Mayer’s contention that RCW 48.43.170 codifies preexisting common law, while creative, is not persuasive. The only marginal support for this proposition in Washington, Schroeder v. Meridian Improvement Club, 36 Wn.2d 925, *425221 P.2d 544 (1950), addressed the merits of a by-law provision that cancelled a person’s membership for failure to pay dues. The Schroeder court concluded that such a bylaw provision could be self-executing, but noted that a member facing expulsion for a "crime or misconduct inimical to the organization’s being” must be afforded notice and hearing before he can be expelled. Schroeder, 36 Wn.2d at 933.

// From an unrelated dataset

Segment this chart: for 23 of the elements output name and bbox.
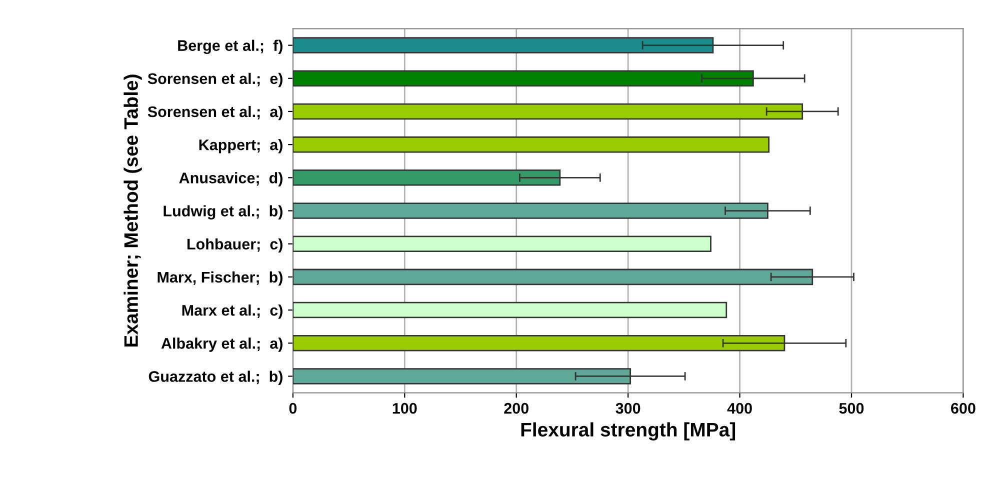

Here, however, Mayer’s membership in the Bureau is not at issue; the Preferred Participant Agreement expressly states that it does not supplant the Participation Agreement between the Participant and the Bureau. Similarly, the Bureau’s letter of cancellation states that Mayer’s Participation Agreement with the Bureau remains intact.

Mayer also cites to cases from other jurisdictions. Those, however, also all deal with the due process rights afforded to a member who is being expelled from an organization, which is not the case here. Thus, they do not support Mayer’s theories that the common law recognizes such rights or that RCW 48.43.170 codified preexisting common law rights.

The trial court did not err in determining that the Bureau did not breach its contract with Mayer by cancel-ling his preferred provider status without first providing notice and an opportunity to be heard. Consequently, we affirm.

Bridgewater and Wiggins, JJ., concur.

Article VI, section 6 of the Bureau’s Bylaws provides:

Expulsion. Any member may be suspended from membership in the corporation by a majority vote of the Board of Trustees of the corporation at any meeting regularly called for the purpose for acts and conduct deemed prejudicial to the best interests of the corporation and members thereof, provided that such member shall first have been served with written notice of the accusations against him and shall have been given an opportunity to produce his witnesses, if any, and to be heard at the meeting at which such vote is taken.

‘The term "utilization review” refers to the process of comparing a particular physician’s services and charges to the average services and charges for all physicians in a particular area of practice. In this way, the Bureau tracks the cost effectiveness of its health care providers.